Case: COOLER MASTER Centurion 5 CAC-T05-UWC - $95 (something with 4 internal 3.5 Bays w/ 350W+ Power Supply)
CPU: Intel Celeron D 336 - $45 (something cheap, mostly just serving files)
Mobo: ECS 945GZT-M - $50 (compatible mobo w/ onboard video [for setup] and PCI E for RAID card)
RAM: 1G DDR2 PC4200 533mhz - $40 x2 = $80 (compatible ram)
Boot Hard Drive: 40-80GB SATA II - ~$50 (I had one laying around)
Storage Hard Drives: WD Caviar SE16 WD5000KS 500GB - $130 x3 = $390 (run in RAID5 for 1TB w/redundancy [you can lose 1 hard drive and not lose data, just make sure you get a replacement before you lose another])

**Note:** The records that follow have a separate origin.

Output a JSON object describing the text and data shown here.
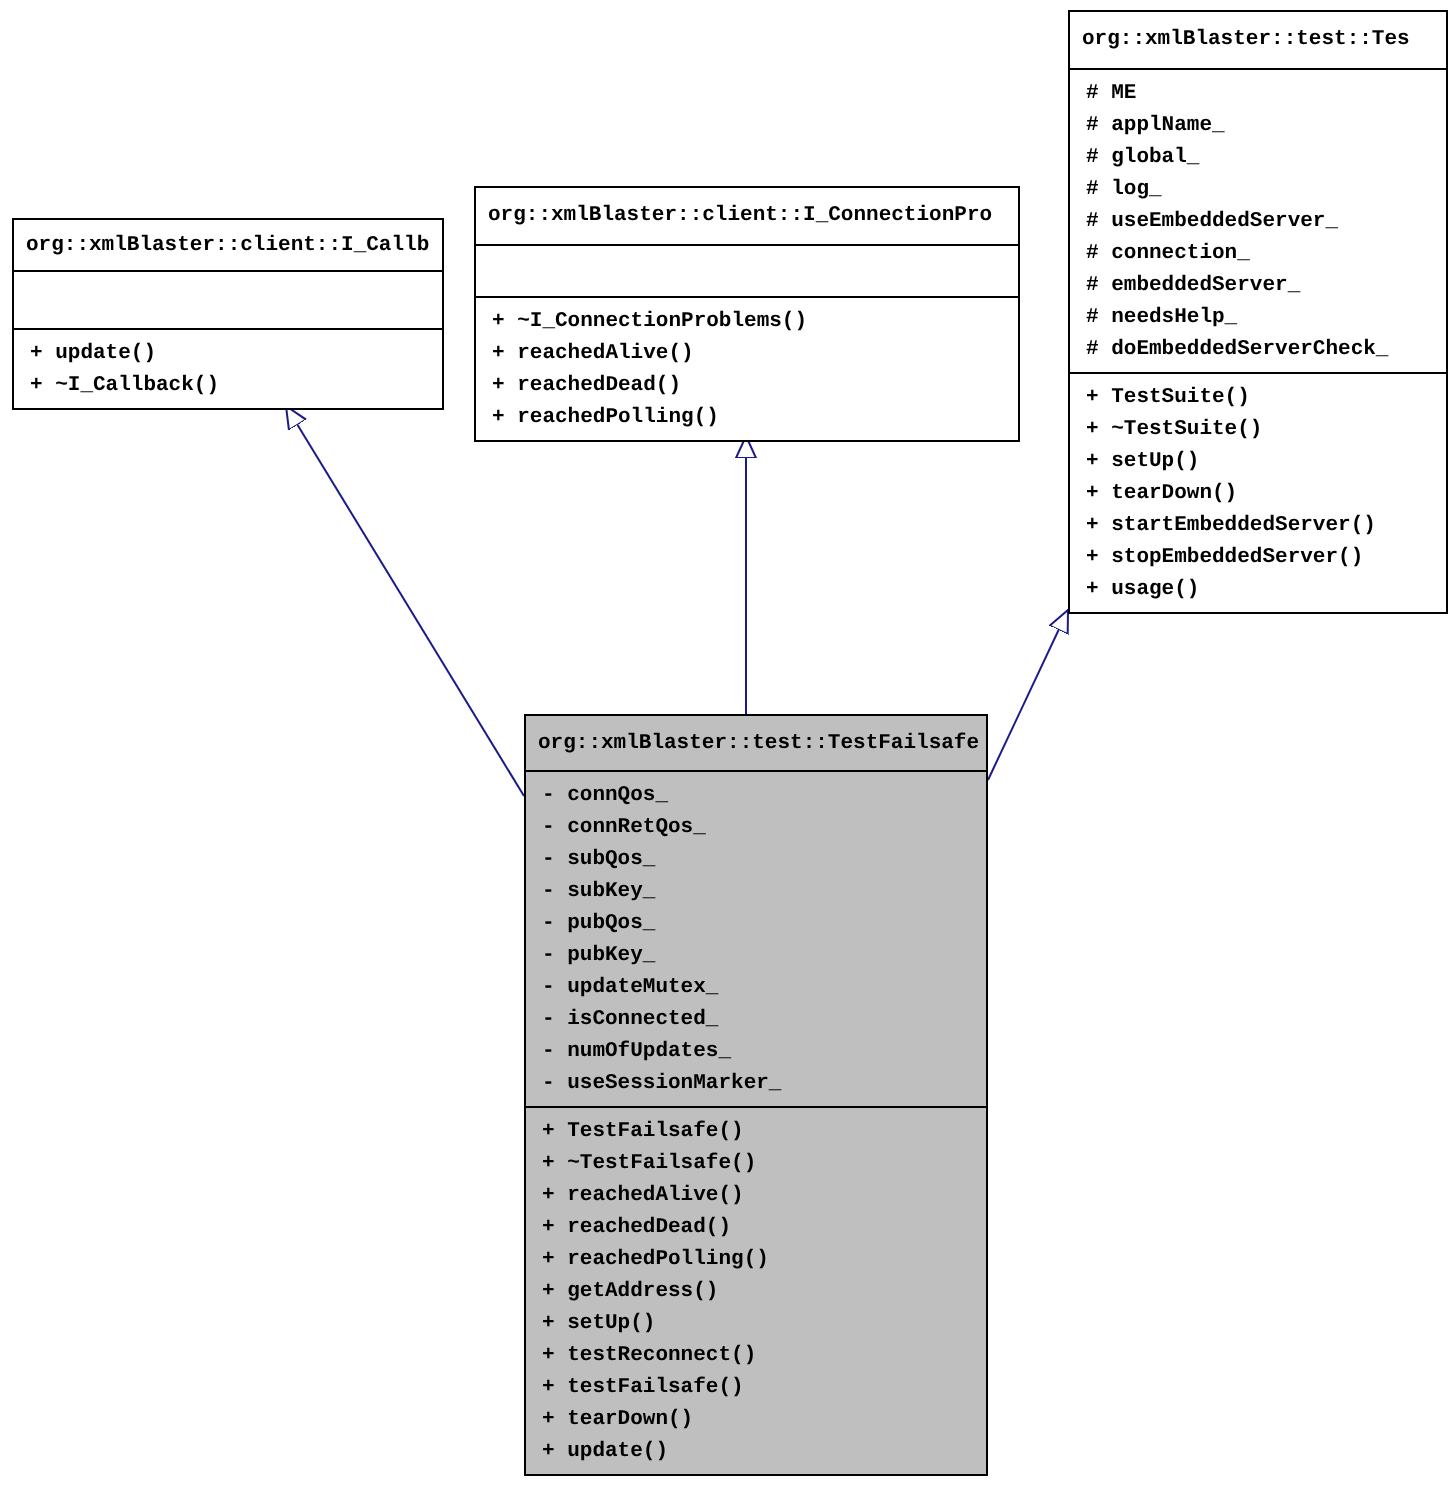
{
  "classes": [
    {
      "kind": "base",
      "title": "org::xmlBlaster::client::I_Callb",
      "methods": [
        "+ update()",
        "+ ~I_Callback()"
      ]
    },
    {
      "kind": "base",
      "title": "org::xmlBlaster::client::I_ConnectionPro",
      "methods": [
        "+ ~I_ConnectionProblems()",
        "+ reachedAlive()",
        "+ reachedDead()",
        "+ reachedPolling()"
      ]
    },
    {
      "kind": "base",
      "title": "org::xmlBlaster::test::Tes",
      "attributes": [
        "# ME",
        "# applName_",
        "# global_",
        "# log_",
        "# useEmbeddedServer_",
        "# connection_",
        "# embeddedServer_",
        "# needsHelp_",
        "# doEmbeddedServerCheck_"
      ],
      "methods": [
        "+ TestSuite()",
        "+ ~TestSuite()",
        "+ setUp()",
        "+ tearDown()",
        "+ startEmbeddedServer()",
        "+ stopEmbeddedServer()",
        "+ usage()"
      ]
    },
    {
      "kind": "current",
      "title": "org::xmlBlaster::test::TestFailsafe",
      "attributes": [
        "- connQos_",
        "- connRetQos_",
        "- subQos_",
        "- subKey_",
        "- pubQos_",
        "- pubKey_",
        "- updateMutex_",
        "- isConnected_",
        "- numOfUpdates_",
        "- useSessionMarker_"
      ],
      "methods": [
        "+ TestFailsafe()",
        "+ ~TestFailsafe()",
        "+ reachedAlive()",
        "+ reachedDead()",
        "+ reachedPolling()",
        "+ getAddress()",
        "+ setUp()",
        "+ testReconnect()",
        "+ testFailsafe()",
        "+ tearDown()",
        "+ update()"
      ]
    }
  ]
}
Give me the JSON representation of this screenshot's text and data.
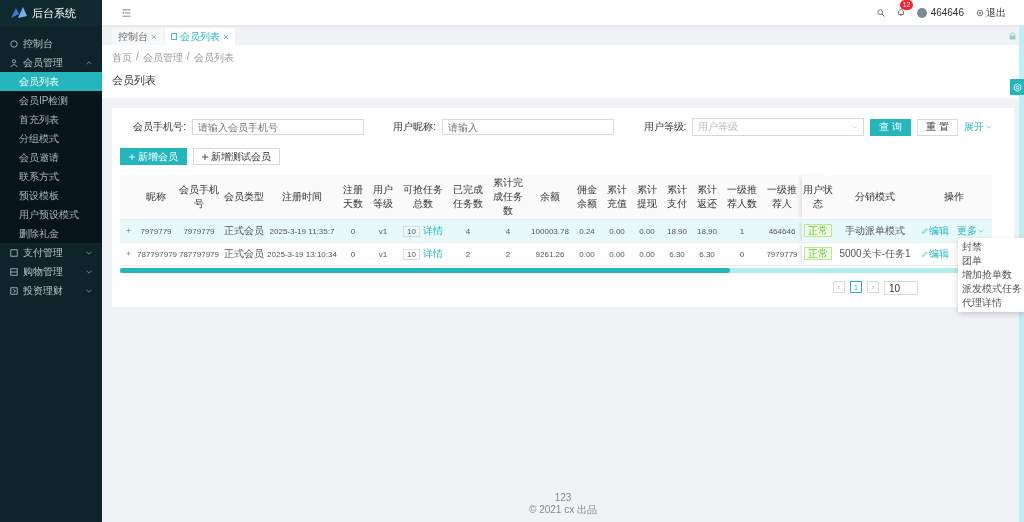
{
  "sidebar": {
    "logo_text": "后台系统",
    "items": [
      {
        "label": "控制台"
      },
      {
        "label": "会员管理",
        "expanded": true,
        "children": [
          {
            "label": "会员列表",
            "selected": true
          },
          {
            "label": "会员IP检测",
            "selected": false
          },
          {
            "label": "首充列表",
            "selected": false
          },
          {
            "label": "分组模式",
            "selected": false
          },
          {
            "label": "会员邀请",
            "selected": false
          },
          {
            "label": "联系方式",
            "selected": false
          },
          {
            "label": "预设模板",
            "selected": false
          },
          {
            "label": "用户预设模式",
            "selected": false
          },
          {
            "label": "删除礼金",
            "selected": false
          }
        ]
      },
      {
        "label": "支付管理",
        "expanded": false
      },
      {
        "label": "购物管理",
        "expanded": false
      },
      {
        "label": "投资理财",
        "expanded": false
      }
    ]
  },
  "header": {
    "notification_count": "12",
    "username": "464646",
    "logout": "退出"
  },
  "tabs": [
    {
      "label": "控制台",
      "selected": false
    },
    {
      "label": "会员列表",
      "selected": true
    }
  ],
  "breadcrumb": {
    "items": [
      "首页",
      "会员管理",
      "会员列表"
    ],
    "separator": "/"
  },
  "page_title": "会员列表",
  "filters": [
    {
      "label": "会员手机号:",
      "placeholder": "请输入会员手机号",
      "kind": "input"
    },
    {
      "label": "用户昵称:",
      "placeholder": "请输入",
      "kind": "input"
    },
    {
      "label": "用户等级:",
      "placeholder": "用户等级",
      "kind": "select"
    }
  ],
  "filter_buttons": {
    "search": "查 询",
    "reset": "重 置",
    "expand": "展开"
  },
  "actions": [
    {
      "label": "新增会员",
      "kind": "primary"
    },
    {
      "label": "新增测试会员",
      "kind": "default"
    }
  ],
  "table": {
    "columns": [
      "",
      "昵称",
      "会员手机号",
      "会员类型",
      "注册时间",
      "注册天数",
      "用户等级",
      "可抢任务总数",
      "已完成任务数",
      "累计完成任务数",
      "余额",
      "佣金余额",
      "累计充值",
      "累计提现",
      "累计支付",
      "累计返还",
      "一级推荐人数",
      "一级推荐人",
      "用户状态",
      "分销模式",
      "操作"
    ],
    "rows": [
      {
        "highlighted": true,
        "cells": [
          {
            "kind": "expand"
          },
          "7979779",
          "7979779",
          "正式会员",
          "2025-3-19 11:35:7",
          "0",
          "v1",
          {
            "kind": "count_link",
            "count": "10",
            "link": "详情"
          },
          "4",
          "4",
          "100003.78",
          "0.24",
          "0.00",
          "0.00",
          "18.90",
          "18.90",
          "1",
          "464646",
          {
            "kind": "tag",
            "text": "正常"
          },
          "手动派单模式",
          {
            "kind": "actions",
            "edit": "编辑",
            "more": "更多"
          }
        ]
      },
      {
        "highlighted": false,
        "cells": [
          {
            "kind": "expand"
          },
          "787797979",
          "787797979",
          "正式会员",
          "2025-3-19 13:10:34",
          "0",
          "v1",
          {
            "kind": "count_link",
            "count": "10",
            "link": "详情"
          },
          "2",
          "2",
          "9261.26",
          "0.00",
          "0.00",
          "0.00",
          "6.30",
          "6.30",
          "0",
          "7979779",
          {
            "kind": "tag",
            "text": "正常"
          },
          "5000关卡-任务1",
          {
            "kind": "actions",
            "edit": "编辑"
          }
        ]
      }
    ]
  },
  "more_menu": [
    "封禁",
    "团单",
    "增加抢单数",
    "派发模式任务",
    "代理详情"
  ],
  "pagination": {
    "prev": "‹",
    "next": "›",
    "pages": [
      {
        "label": "1",
        "selected": true
      }
    ],
    "page_size": "10"
  },
  "footer": {
    "line_1": "123",
    "line_2": "© 2021 cx 出品"
  }
}
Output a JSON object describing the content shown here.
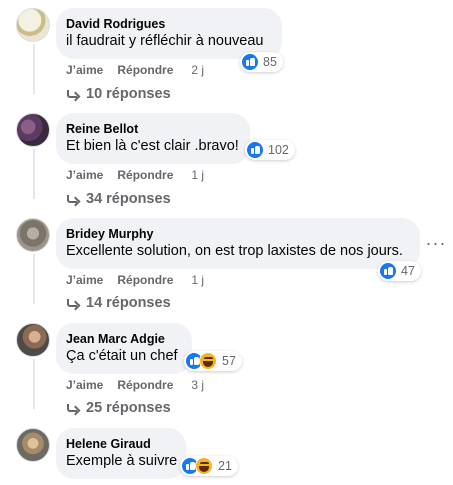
{
  "comments": [
    {
      "author": "David Rodrigues",
      "text": "il faudrait y réfléchir à nouveau",
      "reaction_count": "85",
      "reactions": [
        "like"
      ],
      "like_label": "J’aime",
      "reply_label": "Répondre",
      "time": "2 j",
      "replies": "10 réponses"
    },
    {
      "author": "Reine Bellot",
      "text": "Et bien là c'est clair .bravo!",
      "reaction_count": "102",
      "reactions": [
        "like"
      ],
      "like_label": "J’aime",
      "reply_label": "Répondre",
      "time": "1 j",
      "replies": "34 réponses"
    },
    {
      "author": "Bridey Murphy",
      "text": "Excellente solution, on est trop laxistes de nos jours.",
      "reaction_count": "47",
      "reactions": [
        "like"
      ],
      "like_label": "J’aime",
      "reply_label": "Répondre",
      "time": "1 j",
      "replies": "14 réponses",
      "more": "···"
    },
    {
      "author": "Jean Marc Adgie",
      "text": "Ça c'était un chef",
      "reaction_count": "57",
      "reactions": [
        "like",
        "haha"
      ],
      "like_label": "J’aime",
      "reply_label": "Répondre",
      "time": "3 j",
      "replies": "25 réponses"
    },
    {
      "author": "Helene Giraud",
      "text": "Exemple à suivre",
      "reaction_count": "21",
      "reactions": [
        "like",
        "haha"
      ]
    }
  ],
  "colors": {
    "bubble": "#f0f2f5",
    "like_blue": "#1877f2",
    "haha_yellow": "#f7b125",
    "secondary_text": "#65676b"
  }
}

Raid Controller: HighPoint RocketRAID 2310 PCI Express x4 (x8 and x16) SATA II RAID 0/1/5/10 JBOD - $155
Wireless Card: EDIMAX EW-7128G PCI Wireless Card - $25

Grand total: $891 for a 1TB file server. Add $130 for another drive and get 1.5TB for just over a grand, this is what I decided to do. But then you'll need a case with 5 internal 3.5 bays.

You will need a monitor and cd/dvd drive to set it up, but I have mine in a closet with a power cord connected and that's it. I have Windows XP installed so I just use remote desktop to control it, but many people prefer VNC of one flavor or another.